The Next Board Meeting Agenda Must Include Cyber Risk Management

More sophistication inadvertently makes cyber systems vulnerable. Simple updates on a trusted software installed in a computer or app in a smartphone can expose one to hacks, let alone the threats posed by countless malicious software that we have somewhat learned to sidestep. 

Before the Colonial ransomware attack in May, the SolarWinds cyberattack created a buzz. The modus operandi of hackers involved penetrating the company’s software system and adding malicious code. SolarWinds’ compromised system was used by tens of thousands of clients, including US government agencies and Fortune 500 companies. As a result, everyone was exposed to hackers.

SolarWinds’ system was hacked sometime in early 2020, but it took months for the company to notice a breach in the software. The system is yet to be cleared of malicious code, and companies like Microsoft, Deloitte, and Intel are still under threat of criminal access to data stored in the system. It was the SolarWinds attack that compelled even the US government to rethink its approach to cybersecurity. News reports have it that the federal government’s Cyber Command, presently a part of the National Security Agency, may soon be made an independent agency.

For business leaders across the globe, it is time to reckon with the inevitability of cybersecurity.

The Twitter hack has lessons

Since the beginning of 2020, a large chunk of work has shifted from relatively secure workplace IT infrastructure to employees’ homes. This has made companies’ IT systems more vulnerable to hacks by attackers. Last year’s cyberattack on some influential Twitter users, including Elon Musk, Barack Obama, and President Joe Biden, reportedly occurred as employees shifted to work from the home regime, which led to increased exposure of Twitter’s IT system. The attack also revealed how special security provisions for the former US President Donald Trump’s account thwarted hackers from breaching his account.
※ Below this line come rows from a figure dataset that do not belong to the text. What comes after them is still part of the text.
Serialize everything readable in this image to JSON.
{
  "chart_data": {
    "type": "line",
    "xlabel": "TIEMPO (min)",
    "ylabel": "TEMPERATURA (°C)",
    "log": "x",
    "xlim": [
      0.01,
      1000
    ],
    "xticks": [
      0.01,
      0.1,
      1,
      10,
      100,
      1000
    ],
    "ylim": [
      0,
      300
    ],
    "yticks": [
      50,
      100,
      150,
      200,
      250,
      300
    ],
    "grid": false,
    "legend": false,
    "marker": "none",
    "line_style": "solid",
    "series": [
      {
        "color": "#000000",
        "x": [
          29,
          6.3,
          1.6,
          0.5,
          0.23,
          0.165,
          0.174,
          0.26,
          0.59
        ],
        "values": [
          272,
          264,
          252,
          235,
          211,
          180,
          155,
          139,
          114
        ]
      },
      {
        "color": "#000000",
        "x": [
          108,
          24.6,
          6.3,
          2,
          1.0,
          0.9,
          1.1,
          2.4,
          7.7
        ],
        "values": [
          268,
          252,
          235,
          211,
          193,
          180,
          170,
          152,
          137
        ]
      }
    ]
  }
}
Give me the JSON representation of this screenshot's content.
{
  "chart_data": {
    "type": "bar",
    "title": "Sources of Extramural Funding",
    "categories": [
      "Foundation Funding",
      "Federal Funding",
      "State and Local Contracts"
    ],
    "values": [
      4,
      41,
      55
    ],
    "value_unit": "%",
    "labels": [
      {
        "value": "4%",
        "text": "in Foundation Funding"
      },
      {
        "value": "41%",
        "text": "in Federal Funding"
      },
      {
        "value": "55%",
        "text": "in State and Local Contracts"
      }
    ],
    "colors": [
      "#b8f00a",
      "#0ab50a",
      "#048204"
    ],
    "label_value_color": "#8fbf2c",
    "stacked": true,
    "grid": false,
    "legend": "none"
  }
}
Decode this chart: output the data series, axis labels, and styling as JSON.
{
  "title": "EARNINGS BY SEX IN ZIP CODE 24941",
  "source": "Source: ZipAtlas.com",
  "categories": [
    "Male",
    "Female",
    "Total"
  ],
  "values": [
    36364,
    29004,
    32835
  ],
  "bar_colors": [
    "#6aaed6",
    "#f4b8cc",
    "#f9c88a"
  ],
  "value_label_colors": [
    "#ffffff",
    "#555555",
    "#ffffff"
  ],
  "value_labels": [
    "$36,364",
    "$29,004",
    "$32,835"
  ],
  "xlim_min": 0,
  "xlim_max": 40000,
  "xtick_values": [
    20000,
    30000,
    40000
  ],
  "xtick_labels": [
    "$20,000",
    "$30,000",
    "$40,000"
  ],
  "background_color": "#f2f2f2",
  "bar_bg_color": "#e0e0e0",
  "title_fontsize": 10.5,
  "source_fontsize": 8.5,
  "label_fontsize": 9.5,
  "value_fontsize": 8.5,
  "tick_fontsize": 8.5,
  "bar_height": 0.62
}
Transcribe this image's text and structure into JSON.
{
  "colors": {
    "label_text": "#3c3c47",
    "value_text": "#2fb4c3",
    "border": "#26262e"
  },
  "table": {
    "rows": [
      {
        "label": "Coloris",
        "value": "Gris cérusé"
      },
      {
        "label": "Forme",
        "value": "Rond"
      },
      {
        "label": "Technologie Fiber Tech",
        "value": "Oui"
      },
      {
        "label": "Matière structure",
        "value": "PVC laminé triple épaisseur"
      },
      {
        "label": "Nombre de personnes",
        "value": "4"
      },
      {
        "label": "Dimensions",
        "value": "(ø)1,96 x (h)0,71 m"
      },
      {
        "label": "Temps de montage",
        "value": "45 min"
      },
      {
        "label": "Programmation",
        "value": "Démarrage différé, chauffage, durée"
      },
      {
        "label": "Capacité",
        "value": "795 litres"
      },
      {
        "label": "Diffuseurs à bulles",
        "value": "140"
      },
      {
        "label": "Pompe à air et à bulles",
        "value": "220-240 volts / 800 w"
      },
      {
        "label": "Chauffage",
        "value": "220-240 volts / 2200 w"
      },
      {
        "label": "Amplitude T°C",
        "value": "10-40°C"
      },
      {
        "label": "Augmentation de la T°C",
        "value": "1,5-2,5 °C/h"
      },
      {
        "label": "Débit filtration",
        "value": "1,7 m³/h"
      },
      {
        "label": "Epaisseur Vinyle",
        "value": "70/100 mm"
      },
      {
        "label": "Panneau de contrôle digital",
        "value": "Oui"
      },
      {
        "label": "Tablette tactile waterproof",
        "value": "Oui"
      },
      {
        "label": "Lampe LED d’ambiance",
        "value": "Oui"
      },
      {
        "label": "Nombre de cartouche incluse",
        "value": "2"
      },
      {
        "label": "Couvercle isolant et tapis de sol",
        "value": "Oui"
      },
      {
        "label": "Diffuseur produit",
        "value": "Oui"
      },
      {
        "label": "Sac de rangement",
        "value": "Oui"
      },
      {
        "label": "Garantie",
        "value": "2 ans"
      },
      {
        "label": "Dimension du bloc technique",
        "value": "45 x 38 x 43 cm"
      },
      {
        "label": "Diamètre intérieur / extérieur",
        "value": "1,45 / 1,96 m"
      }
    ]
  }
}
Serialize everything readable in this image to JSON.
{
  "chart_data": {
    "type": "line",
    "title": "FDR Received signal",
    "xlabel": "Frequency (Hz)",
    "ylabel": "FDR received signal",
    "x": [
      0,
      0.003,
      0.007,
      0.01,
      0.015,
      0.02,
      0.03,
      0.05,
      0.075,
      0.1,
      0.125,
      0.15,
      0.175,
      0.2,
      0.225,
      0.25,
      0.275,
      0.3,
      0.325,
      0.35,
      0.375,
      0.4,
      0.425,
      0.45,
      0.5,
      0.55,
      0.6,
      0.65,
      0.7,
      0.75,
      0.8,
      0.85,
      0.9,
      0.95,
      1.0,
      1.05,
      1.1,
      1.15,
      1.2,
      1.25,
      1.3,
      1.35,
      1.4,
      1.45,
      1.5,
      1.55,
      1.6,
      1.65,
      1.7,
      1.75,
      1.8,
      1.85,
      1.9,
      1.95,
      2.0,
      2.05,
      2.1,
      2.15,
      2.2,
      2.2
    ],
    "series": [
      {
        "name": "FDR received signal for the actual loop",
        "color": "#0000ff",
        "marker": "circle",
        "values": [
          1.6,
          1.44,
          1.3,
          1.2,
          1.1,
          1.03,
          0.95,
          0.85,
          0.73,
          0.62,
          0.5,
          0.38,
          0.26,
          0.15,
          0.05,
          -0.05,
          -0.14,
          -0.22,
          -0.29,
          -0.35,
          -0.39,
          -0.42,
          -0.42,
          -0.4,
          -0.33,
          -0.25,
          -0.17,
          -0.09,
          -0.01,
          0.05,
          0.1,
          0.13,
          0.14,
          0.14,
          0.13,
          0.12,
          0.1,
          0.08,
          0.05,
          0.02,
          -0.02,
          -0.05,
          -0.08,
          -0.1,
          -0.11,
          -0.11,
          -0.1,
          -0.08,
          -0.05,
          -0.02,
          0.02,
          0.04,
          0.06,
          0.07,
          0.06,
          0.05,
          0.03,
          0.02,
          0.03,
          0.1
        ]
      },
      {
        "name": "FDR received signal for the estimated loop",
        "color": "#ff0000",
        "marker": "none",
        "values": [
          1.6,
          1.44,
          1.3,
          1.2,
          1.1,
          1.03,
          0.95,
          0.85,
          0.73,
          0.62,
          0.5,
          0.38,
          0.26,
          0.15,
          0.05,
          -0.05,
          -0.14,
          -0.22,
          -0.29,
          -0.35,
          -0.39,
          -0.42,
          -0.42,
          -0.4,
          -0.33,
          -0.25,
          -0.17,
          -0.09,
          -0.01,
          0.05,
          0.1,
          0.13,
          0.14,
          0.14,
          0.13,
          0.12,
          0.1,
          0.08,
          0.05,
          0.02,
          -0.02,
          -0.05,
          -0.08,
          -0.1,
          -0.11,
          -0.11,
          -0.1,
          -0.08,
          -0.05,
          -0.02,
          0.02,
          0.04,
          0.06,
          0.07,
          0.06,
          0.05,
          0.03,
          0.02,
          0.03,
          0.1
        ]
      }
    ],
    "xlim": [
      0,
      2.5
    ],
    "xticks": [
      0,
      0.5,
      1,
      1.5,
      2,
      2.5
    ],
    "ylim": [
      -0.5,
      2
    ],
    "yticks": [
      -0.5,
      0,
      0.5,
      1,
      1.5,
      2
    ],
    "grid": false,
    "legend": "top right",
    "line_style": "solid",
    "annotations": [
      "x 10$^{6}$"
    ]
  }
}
Even the elite cybersecurity firm, FireEye, was not spared by hackers who gained access to its systems used for testing clients’ security.

If the Twitter and SolarWinds cyberattacks failed to serve as an eye-opener for business leaders, the recent Colonial pipeline attack has reignited the need for implementing impeccable cyber protections. Many large companies are seeking cyber insurances after the breach brought oil supply in some parts of North America to a screeching halt. Insurance premiums are expected to be hiked by at least 25 per cent given losses incurred by insurers. Previously, average ransoms paid after attacks were in the range of US$2 million, but it has spiked to US$40 million, according to news reports.

Can cyber insurance be the answer?

Buying cyber insurance can come with many security cushions. They not only cover ransom paid to attackers but also costs related to disturbances in business continuity. In addition, cyber insurance firms can provide trained staffers who can negotiate with hackers and speed up processes. Some states also mandate companies to provide information to their customers about any breach in data that can compromise privacy and financial security. Thus, cyber risk management is a capable contender to feature in agendas of board meetings of big and medium businesses.

In this light, the onus is also upon cyber insurers to be more transparent with premiums and quantification of costs during claims. Premiums largely depend on demand and supply forces. Although demand will be high in the coming months, major attacks like the SolarWinds, Twitter, and Colonial will act as deterrents in premiums becoming more affordable. 

Hackers struck again this week, and this time it is the world’s largest meatpacker that saw its system getting breached. JBS was forced to shut down operations in Australia temporarily, and the supply of meat is likely to see disruptions leading to revenue loss to the company.

It is time business leaders add cyber risk management to their next board meeting. The sophisticated IT systems need added protection against breaches.